Hazel McHaffie

More Georgette Heyer

Remember what I said a few weeks ago about wanting to read Georgette Heyer‘s mystery novels? Well, as if by magic, here they are – all except one. A treat in store. Well, one shouldn’t judge such an author by a single book.

All we’ve got is a bunch of classy people, all moving in the best circles, all to be handled carefully, and only one of them known to the police.

So says one of the lead policemen in Duplicate Death, my second dip into this series.

Daniel Seaton-Carew is called to the phone in his hostess’s boudoir shortly after 11pm, there are 43 people in the building, playing bridge. When he doesn’t reappear, the lady of the house, Mrs Haddington, sends Sir Roderick Vickerstown to remind him that the card players are waiting for him. He discovers the man has been murdered, strangled with a tourniquet of picture-wire there at the telephone table – wire bought that very morning by the secretary, Miss Beulah Birtley, at Mrs Haddington’s instigation, in order to secure some unruly flowers.

The said secretary was the one to take the call in the first place so it’s not surprising her finger prints are on the telephone. Only two people from the party had opportunity to kill him:
the hostess, Mrs Haddington
and one guest, Sydney Butterwick.
Ah, well, no … two other men left the room briefly:
Mr Godfrey Poulton
and Mr Timothy Harte.
Oh, and of the servants, the butler and the parlourmaid are unaccounted for. The list lengthens; the plot thickens.

Three people are known to have had angry exchanges with Seaton-Carew earlier in the evening:
Mrs Haddington – because he was openly flirting with her exquisitely lovely daughter, Cynthia.
Mr Sydney Butterwick – always jealous of Seaton-Carew (the object of his own affections) paying attention to other men or women.
And Miss Beulah Birtley, who has her own dark secrets.
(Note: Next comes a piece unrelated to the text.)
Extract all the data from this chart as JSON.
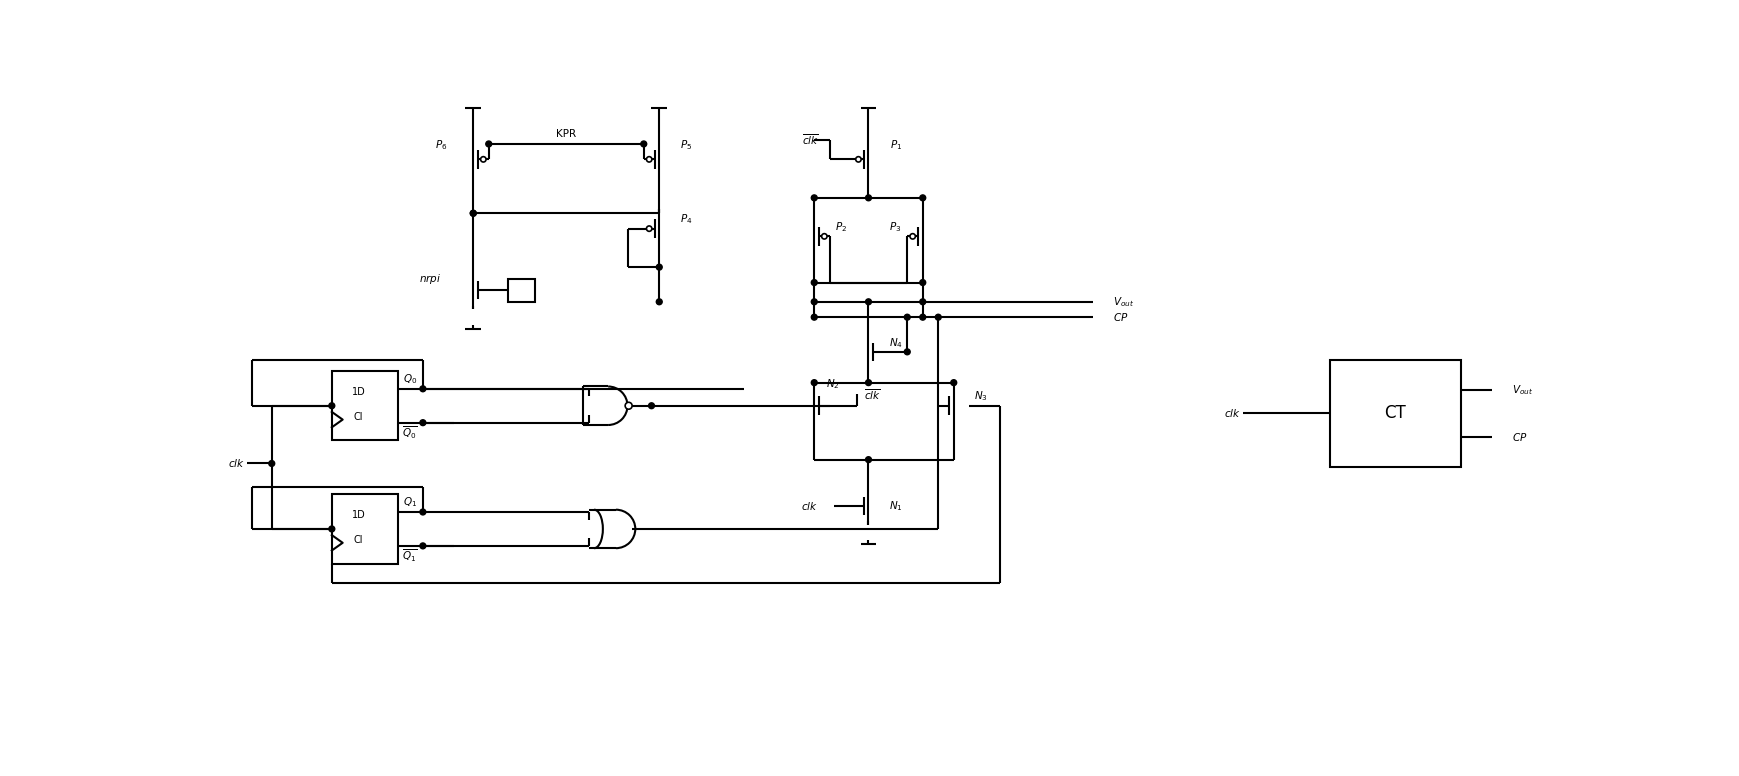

When a duplicate murder takes place shortly afterwards, the police are quick to note that it’s only a carbon copy on the surface. Mrs Haddington was strangled elsewhere and then dragged into a position resembling her late paramour’s ugly end. This time too, there are hostile exchanges between the victim and three other people before the murder. The most recent visitors to Mrs Haddington’s boudoir are instantly in the frame:
Mr Godfrey Poulton
Mr Sydney Butterwick
Lord Lance Guisborough
Miss Beulah Birtley.

The plotting is such that the reader could never solve it faster than the police since certain facts are withheld, but it’s an entertaining tale and the dialogue is both amusing and of its time. Though I live in Scotland, I personally found the Gaelic littering Inspector Grant’s dialogue impenetrable, and his accent unconvincing and irritating. Lawyer Timothy Harte has a nice line in sardonic banter but his endearments, like ‘ducky’, ‘my child’, for his sweetheart, don’t ring true today. And, as with the first one I read, I seriously take issue with ‘he expostulated’, ‘ejaculated’, etc, instead of a simple undistracting ‘he said’ or ‘he replied’. Oh, and to the excessive use of exclamation marks. Which all goes to show that the rules of writing may change over time, but a story can be enduring in spite of it. And I’d forgive this author much, purely on the grounds that she was a hero of my youth … or should that be ‘youth!’? …?!

To date the most enjoyable read has been The Unfinished Clue. The murder victim is a thoroughly unpleasant man; the characters are plausible suspects; the actual murderer invites sympathy. And best of all, there are fewer irritating foibles in the style of writing.